赤く染まっていた空が、金と群青の境へと溶けていく。
熱が消えた。
炎の匂いも、もうない。
代わりに残ったのは――
胸の奥の、やけに優しい光の鼓動だけ。
「……マジかよ。
龍神が配下って、俺、どんなチート職だよ。
てか、旅って、どこ行くんだよ俺。どっかに腰を落ち着けたいんだけど」
呆然とつぶやく俺に、ヴァルザグレアスが口角を上げた。
『創るとは、歩むことです。
どこへ行くかは――主が決めることでございます』
「……なんかそれっぽいこと言ったな、お前」
砂の海を吹き抜ける風が、少しだけ涼しかった。
龍神が頭を下げたまま、目を閉じて言う。
『主よ――命を下され。
このヴァルザグレアス、あなたの従僕となりましょう』
胸の《創生核》が、鼓動で応えた。
白い光が小さく脈打ち、俺の体の中で「生きている」ように感じた。
「……よし。
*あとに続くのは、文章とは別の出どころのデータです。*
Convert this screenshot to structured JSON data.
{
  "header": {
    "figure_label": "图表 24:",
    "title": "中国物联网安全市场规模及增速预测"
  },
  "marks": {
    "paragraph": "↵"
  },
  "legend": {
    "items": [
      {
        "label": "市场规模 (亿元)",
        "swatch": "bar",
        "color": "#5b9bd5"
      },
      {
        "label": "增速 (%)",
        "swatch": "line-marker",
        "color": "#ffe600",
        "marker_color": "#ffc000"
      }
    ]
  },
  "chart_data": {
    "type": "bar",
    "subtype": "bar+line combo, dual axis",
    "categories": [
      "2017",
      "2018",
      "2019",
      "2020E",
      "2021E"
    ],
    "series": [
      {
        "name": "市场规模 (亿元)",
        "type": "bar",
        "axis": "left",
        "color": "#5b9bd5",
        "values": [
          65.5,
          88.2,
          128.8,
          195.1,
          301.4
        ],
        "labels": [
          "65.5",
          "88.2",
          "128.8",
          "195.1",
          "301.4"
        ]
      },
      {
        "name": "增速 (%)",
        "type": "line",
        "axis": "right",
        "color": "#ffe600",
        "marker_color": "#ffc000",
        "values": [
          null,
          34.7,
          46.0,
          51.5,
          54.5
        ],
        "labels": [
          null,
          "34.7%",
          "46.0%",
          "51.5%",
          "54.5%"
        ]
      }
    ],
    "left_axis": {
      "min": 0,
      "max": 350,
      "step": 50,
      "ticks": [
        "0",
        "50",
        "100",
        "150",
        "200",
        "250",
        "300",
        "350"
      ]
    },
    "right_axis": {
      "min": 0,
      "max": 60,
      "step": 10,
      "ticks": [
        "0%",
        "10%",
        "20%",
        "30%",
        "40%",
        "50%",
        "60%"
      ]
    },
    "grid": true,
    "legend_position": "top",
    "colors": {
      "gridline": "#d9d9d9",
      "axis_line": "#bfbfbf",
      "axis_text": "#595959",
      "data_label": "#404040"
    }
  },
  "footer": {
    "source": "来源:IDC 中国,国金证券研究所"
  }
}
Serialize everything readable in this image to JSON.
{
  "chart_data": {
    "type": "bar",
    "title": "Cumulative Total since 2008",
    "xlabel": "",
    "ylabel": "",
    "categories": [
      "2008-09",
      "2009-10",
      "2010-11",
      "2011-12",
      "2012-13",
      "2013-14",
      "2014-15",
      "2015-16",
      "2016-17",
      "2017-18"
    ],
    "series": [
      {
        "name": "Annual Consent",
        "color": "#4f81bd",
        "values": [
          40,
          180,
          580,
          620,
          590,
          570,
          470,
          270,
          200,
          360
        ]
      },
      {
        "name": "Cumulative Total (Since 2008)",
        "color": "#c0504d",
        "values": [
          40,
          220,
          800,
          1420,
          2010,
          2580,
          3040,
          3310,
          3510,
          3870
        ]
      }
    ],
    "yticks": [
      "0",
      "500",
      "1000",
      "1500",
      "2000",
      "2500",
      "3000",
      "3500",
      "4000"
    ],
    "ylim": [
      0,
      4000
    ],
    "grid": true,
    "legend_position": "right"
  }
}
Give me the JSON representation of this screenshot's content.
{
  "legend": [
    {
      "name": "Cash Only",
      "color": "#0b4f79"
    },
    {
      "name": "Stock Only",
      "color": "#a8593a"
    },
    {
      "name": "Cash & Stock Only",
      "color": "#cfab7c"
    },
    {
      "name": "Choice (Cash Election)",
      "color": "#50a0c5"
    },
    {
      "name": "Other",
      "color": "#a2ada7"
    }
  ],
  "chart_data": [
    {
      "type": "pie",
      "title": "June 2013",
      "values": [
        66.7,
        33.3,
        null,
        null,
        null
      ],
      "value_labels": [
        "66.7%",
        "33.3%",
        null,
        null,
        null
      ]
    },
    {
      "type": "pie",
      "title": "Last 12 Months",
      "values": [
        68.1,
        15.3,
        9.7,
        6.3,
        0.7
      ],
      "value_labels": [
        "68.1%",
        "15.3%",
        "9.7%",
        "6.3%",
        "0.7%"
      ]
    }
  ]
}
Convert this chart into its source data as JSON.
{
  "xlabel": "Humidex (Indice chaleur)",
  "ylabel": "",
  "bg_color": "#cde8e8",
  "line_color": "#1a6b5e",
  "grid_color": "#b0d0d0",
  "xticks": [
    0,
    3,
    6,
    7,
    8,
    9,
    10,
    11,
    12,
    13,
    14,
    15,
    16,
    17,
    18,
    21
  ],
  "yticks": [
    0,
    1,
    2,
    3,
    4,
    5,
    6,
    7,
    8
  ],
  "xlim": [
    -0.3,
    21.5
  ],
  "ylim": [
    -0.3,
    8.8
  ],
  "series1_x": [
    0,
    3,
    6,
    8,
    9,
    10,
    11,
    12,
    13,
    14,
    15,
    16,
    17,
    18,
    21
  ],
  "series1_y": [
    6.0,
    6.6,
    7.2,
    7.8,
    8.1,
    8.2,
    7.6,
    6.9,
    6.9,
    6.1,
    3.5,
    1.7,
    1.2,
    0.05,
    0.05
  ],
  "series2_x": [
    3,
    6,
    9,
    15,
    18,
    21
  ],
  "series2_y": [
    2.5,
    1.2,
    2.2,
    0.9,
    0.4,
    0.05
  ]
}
じゃあ決まりだ。
とりあえず――お前、俺の仲間な。
飯ぐらいは奢れよな、龍神」
龍が目を開けた。
その金色の瞳が、夕陽を映して光る。
『食を共にするか。ふむ……面白い主ですな』
「そうだろ? まあ、気楽にいこうぜ。」
俺が笑うと、ヴァルザグレアスの巨体から、低く穏やかな笑いが響いた。
風が止み、空が完全に金色に染まる。
(とりあえず安定が欲しい……)
溜め息だけが砂漠の風に消えていった。